Yüce Allah (cc), babamız Hz. Âdem’i (as) yaratıp bilgiyle donattıktan sonra bu bilgileri meleklere gösterdi. Melekler Hz. Âdem’e (as) öğretilen bu bilgilere şahit olduktan sonra ona hayran kaldılar ve daha önce Cenab-ı Hakk’ın yaratmak istediği halife (İnsan/Âdem) için “fesat çıkarmayı ve kan dökmeyi” yakıştırdıklarından dolayı bir nevi mahcubiyetlerini dile getirip şöyle dediler: “Seni tenzih ederiz! Bize öğrettiğinden başka hiçbir bilgimiz yoktur. En kâmil ilim ve hikmet sahibi şüphesiz sensin” cevabını verdiler. (Bakara Suresi 32)

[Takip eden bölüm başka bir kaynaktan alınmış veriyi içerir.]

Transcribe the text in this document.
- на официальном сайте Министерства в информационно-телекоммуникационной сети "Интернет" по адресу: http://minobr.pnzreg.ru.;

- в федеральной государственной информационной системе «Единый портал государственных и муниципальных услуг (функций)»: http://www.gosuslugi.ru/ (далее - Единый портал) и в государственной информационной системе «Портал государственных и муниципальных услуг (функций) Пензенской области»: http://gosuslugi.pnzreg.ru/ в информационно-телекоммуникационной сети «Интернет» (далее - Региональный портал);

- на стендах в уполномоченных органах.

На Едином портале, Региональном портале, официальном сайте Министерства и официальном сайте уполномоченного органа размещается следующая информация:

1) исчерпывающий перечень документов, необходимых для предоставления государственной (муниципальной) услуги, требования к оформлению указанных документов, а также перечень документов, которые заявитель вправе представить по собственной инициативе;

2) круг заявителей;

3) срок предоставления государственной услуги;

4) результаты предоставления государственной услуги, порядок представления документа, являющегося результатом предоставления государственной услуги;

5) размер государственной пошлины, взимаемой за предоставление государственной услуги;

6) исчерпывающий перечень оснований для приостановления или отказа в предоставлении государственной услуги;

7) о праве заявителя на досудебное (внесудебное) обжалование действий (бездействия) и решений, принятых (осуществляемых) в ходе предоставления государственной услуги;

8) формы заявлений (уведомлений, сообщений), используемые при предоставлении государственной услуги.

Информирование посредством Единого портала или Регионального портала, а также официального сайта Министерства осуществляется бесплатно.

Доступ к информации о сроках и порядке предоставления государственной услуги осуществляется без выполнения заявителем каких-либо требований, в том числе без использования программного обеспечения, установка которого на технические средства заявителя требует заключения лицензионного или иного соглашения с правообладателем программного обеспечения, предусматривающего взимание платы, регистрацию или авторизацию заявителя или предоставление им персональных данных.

Rabbimiz Hz. Âdem’i (as) yeryüzüne gönderdikten sonra onu Peygamberlikle şereflendirdi ve daha önce ona bütün isimleri öğrettiği halde onu kitap/suhufla da destekledi. Yüce Mevla’mız, kulların Allah (cc) ile bağları kopmasın diye her dönem uyarıcı bir Peygamber gönderdi. Konuyla alakalı bir Âyette şöyle buyurulmuştur: “Doğrusu biz seni hak ile desteklenmiş bir müjdeleyici ve uyarıcı olarak gönderdik. Hiçbir ümmet yoktur ki içlerinden bir uyarıcı gelip geçmemiş olsun.” (Fatır Sûresi 24) İşte bu uyarıcı zincirinin son halkası Hz. Muhammed’dir. (s.a.v.) Ona gönderilen kitap ise kıyamete kadar bütün zamanları kapsayan, bütün insanlara ve cinlere gönderilen, hak ile batılı birbirinden ayıran yüce bir kitap olan Kur’an’ı Kerimdir.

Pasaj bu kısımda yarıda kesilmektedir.